Binary Classification Using Python: Results

In the previous part of this series, we had built our model. We now want to check how our model has performed. We will look into different metrics to conclude how good or bad our model is.

Confusion Matrix

from sklearn.metrics import confusion_matrix

print(confusion_matrix(y_true, y_pred))


[[ 4608  3233]
 [ 1670 23050]]

If you are wondering what these numbers are, this reference image from Tarek Atwan’s blog can help.

alt text

The diagonal from the top left to bottom right denotes what the model got right while the other diagonal tells us where our model went wrong.
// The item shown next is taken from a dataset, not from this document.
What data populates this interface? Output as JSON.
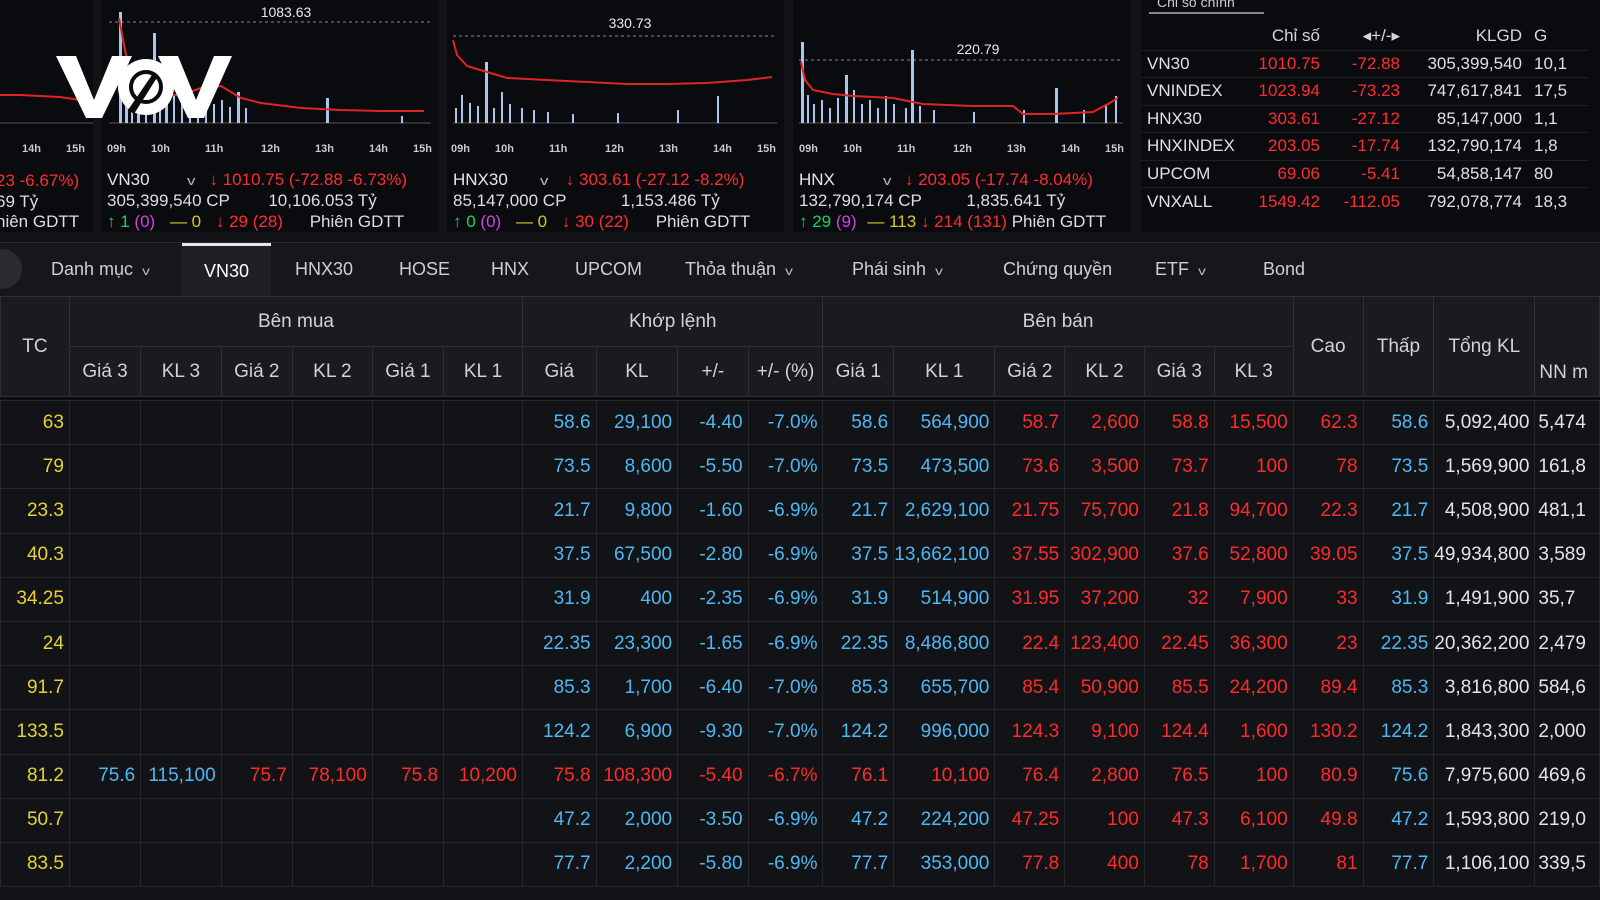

Let us look into the terms TP, TN, FP and FN in the context of our dataset.

True Positive: We predicted them to earn less than 50k, and they actually earn less than 50k

True Negative: We predicted them to earn more than 50k, and they actually earn more than 50k

False Positive: We predicted them to earn less then 50k, but they were actually earning more than 50k

False Negative: We predicted them to earn more than 50k, but they were actually earning less than 50k


Accuracy can be defined as the number of correctly predicted instances to the total number of instances.

from sklearn.metrics import accuracy_score

print('Accuracy Score of Model: ', accuracy_score(y_true, y_pred) * 100)


Accuracy Score of Model:  84.94210865759652

Although an accuracy of 84.92 seems good, accuracy must not be the only thing to conclude if our model is doing well. It is good to also compute precision and recall. The image below from Wikipedia illustrates precision and recall.

alt text


Precision = (TP) / (TP + FP)

from sklearn.metrics import precision_score

print('Precision Score of Model: ', precision_score(y_true, y_pred) * 100)


Precision Score of Model:  87.69927329452498


Recall = (TP) / (TP + FN)

from sklearn.metrics import recall_score

print('Recall Score of Model: ', recall_score(y_true, y_pred) * 100)


Recall Score of Model:  93.24433656957929


A metric that combines precision and recall by considering the harmonic mean between both.

F1 = (2 * Precision * Recall) / (Precision + Recall)

from sklearn.metrics import f1_score

print('F1 Score of Model: ', f1_score(y_true, y_pred) * 100)


F1 Score of Model:  90.38683998980452

ROC AUC Score:

This computes the area under the Receiver Operating Characteristic Curve (ROC AUC) from prediction scores. More the area under curve, better it is.

from sklearn.metrics import roc_auc_score

print('ROC AUC Score of Model: ', metrics.roc_auc_score(y_true, y_pred) * 100)


ROC AUC Score of Model: 76.00617542673581

The above metrics show that our model is doing fairly well. Congratulations on building your first model!